Homeowners trusted this man with their savings and their dream homes, and they were left with foundations, debts, and no way to get their money back.— Local prosecutor, as paraphrased in regional news coverage, 2023

What the Investigation Found

Charges of obtaining property by false pretenses under North Carolina General Statute 14-100 require prosecutors to show that the defendant made a false representation, intended to deceive, and obtained something of value as a result. Investigators in these cases typically reconstruct the money trail: comparing the amounts paid by each homeowner against bank records, materials purchases, permits pulled, and the actual physical work performed on site.

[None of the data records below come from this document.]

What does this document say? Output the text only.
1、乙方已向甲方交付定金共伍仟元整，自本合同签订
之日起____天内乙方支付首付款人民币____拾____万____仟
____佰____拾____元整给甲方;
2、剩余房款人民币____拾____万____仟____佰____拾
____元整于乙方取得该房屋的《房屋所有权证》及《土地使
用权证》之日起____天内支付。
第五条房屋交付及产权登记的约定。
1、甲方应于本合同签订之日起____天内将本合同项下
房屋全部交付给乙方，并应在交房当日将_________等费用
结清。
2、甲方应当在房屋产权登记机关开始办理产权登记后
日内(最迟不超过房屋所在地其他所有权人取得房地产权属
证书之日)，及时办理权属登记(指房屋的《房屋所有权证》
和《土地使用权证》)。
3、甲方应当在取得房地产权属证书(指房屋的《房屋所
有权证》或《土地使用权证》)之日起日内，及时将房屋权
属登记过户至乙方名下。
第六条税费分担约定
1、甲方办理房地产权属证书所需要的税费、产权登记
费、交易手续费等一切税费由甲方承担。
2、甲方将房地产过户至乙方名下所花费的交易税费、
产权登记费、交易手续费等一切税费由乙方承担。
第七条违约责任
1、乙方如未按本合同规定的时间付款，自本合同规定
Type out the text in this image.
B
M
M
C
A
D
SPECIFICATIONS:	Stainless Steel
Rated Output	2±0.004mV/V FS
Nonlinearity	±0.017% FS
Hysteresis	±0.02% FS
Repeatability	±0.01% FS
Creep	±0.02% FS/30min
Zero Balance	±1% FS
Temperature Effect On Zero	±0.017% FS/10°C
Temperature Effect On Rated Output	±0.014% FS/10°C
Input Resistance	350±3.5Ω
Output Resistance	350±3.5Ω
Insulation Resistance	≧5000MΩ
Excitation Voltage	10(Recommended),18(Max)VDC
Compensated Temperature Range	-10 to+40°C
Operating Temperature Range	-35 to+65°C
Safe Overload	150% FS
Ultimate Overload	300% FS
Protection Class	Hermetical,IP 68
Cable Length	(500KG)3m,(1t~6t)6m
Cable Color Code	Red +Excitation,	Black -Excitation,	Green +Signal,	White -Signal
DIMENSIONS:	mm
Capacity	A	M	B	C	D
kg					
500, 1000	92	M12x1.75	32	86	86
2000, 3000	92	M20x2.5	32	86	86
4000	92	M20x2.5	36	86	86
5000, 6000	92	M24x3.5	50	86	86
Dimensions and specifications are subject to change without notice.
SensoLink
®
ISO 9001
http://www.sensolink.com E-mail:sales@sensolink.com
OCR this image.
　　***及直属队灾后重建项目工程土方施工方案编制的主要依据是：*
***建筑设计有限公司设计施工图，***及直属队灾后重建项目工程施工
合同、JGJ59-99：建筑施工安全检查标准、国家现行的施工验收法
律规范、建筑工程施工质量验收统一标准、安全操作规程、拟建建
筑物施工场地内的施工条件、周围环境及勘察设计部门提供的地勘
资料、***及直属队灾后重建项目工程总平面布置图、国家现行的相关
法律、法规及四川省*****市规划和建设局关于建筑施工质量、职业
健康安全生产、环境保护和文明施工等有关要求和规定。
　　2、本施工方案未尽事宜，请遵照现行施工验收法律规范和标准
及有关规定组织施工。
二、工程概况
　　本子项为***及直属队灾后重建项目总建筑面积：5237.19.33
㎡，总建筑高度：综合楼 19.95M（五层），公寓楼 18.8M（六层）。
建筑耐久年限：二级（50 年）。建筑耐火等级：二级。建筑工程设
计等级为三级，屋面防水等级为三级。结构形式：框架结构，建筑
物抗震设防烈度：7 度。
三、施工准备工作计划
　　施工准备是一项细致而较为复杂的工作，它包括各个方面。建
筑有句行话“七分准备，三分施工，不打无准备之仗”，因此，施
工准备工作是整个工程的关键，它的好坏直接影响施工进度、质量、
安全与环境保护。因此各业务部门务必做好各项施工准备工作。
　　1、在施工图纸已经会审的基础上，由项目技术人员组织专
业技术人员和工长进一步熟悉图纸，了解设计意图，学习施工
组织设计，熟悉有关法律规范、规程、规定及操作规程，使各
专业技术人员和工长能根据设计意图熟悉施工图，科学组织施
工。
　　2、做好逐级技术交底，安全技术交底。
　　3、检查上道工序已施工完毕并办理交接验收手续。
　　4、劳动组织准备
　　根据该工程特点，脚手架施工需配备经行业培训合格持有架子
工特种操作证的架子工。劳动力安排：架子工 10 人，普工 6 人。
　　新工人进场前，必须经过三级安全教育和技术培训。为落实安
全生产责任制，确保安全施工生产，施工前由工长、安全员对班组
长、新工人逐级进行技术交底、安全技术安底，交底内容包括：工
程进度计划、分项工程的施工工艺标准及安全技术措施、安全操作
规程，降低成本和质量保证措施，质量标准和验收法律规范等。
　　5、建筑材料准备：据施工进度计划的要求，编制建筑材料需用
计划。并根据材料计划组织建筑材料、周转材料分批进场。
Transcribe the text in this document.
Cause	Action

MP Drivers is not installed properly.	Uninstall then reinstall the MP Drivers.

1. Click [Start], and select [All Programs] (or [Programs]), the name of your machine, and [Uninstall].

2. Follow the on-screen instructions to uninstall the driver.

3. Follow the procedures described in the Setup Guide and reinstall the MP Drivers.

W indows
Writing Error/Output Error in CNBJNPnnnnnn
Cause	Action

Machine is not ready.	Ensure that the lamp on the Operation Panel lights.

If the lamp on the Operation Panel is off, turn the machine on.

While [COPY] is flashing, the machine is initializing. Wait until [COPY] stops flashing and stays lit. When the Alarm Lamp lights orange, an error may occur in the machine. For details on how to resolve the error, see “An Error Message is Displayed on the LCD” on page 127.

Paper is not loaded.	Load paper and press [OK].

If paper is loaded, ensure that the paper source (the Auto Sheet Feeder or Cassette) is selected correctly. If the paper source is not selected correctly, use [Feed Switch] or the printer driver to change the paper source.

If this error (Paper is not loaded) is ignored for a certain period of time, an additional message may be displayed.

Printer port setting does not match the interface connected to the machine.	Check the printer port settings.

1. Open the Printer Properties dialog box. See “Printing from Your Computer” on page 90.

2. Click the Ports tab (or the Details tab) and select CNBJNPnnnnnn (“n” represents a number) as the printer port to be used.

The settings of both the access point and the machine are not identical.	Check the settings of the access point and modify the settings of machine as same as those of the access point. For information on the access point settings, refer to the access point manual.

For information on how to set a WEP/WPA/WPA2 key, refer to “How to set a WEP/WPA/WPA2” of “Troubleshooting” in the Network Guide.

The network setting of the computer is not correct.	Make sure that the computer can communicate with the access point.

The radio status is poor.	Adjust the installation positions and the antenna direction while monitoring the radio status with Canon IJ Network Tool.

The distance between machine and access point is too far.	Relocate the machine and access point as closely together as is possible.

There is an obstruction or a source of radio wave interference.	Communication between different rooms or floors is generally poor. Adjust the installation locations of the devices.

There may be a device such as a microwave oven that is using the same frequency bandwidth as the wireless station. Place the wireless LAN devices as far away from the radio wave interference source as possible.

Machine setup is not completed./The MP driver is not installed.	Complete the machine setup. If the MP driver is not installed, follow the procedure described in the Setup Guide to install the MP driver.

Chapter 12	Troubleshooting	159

In the contractor's case, the multiple counts reflected that prosecutors believed they could tie specific deposits to specific misrepresentations across distinct homeowners. Where deposits had been collected but no permits were filed and no materials delivered, the absence of any genuine effort to perform became central evidence. The volume of complaints—and the cumulative figure exceeding $1.5 million—signaled to investigators a pattern rather than a single business failure.

For the affected homeowners, the criminal process offered accountability but rarely fast recovery. Restitution ordered at sentencing depends on the defendant having assets to pay, and many victims in construction-fraud cases recover only a fraction of what they lost, if anything.

What Escrow Would Have Changed

The single feature missing from nearly every transaction in this case was a neutral third party holding the money. In a properly structured escrow or construction-disbursement arrangement, a homeowner's deposit and progress payments are not handed directly to the contractor. Instead they sit with an independent escrow agent or title company and are released only when defined conditions are met—permits pulled, materials delivered, inspections passed, or a verified percentage of work completed.

This changes the incentive structure entirely. A contractor cannot abscond with funds that he never controls. He cannot use one client's deposit to finish another's job, because each project's money is segregated. If work stalls, the undisbursed balance remains protected and can be returned to the homeowner or used to hire a replacement contractor, rather than vanishing into a single operating account.

Milestone-based release also creates a paper trail in real time. Each disbursement is documented against verifiable progress, so a project that produces a deposit but no permits and no materials would simply never trigger a second payment. The fraud that took $1.5 million depended on the absence of that checkpoint. With escrow, the most a single homeowner could lose is one milestone's worth of funds before the system catches the discrepancy—not their entire savings.

Escrow does not make a contractor more honest. It makes dishonesty far harder to execute and far easier to detect, which is why structural financial controls protect homeowners in ways that licensing and contracts alone cannot.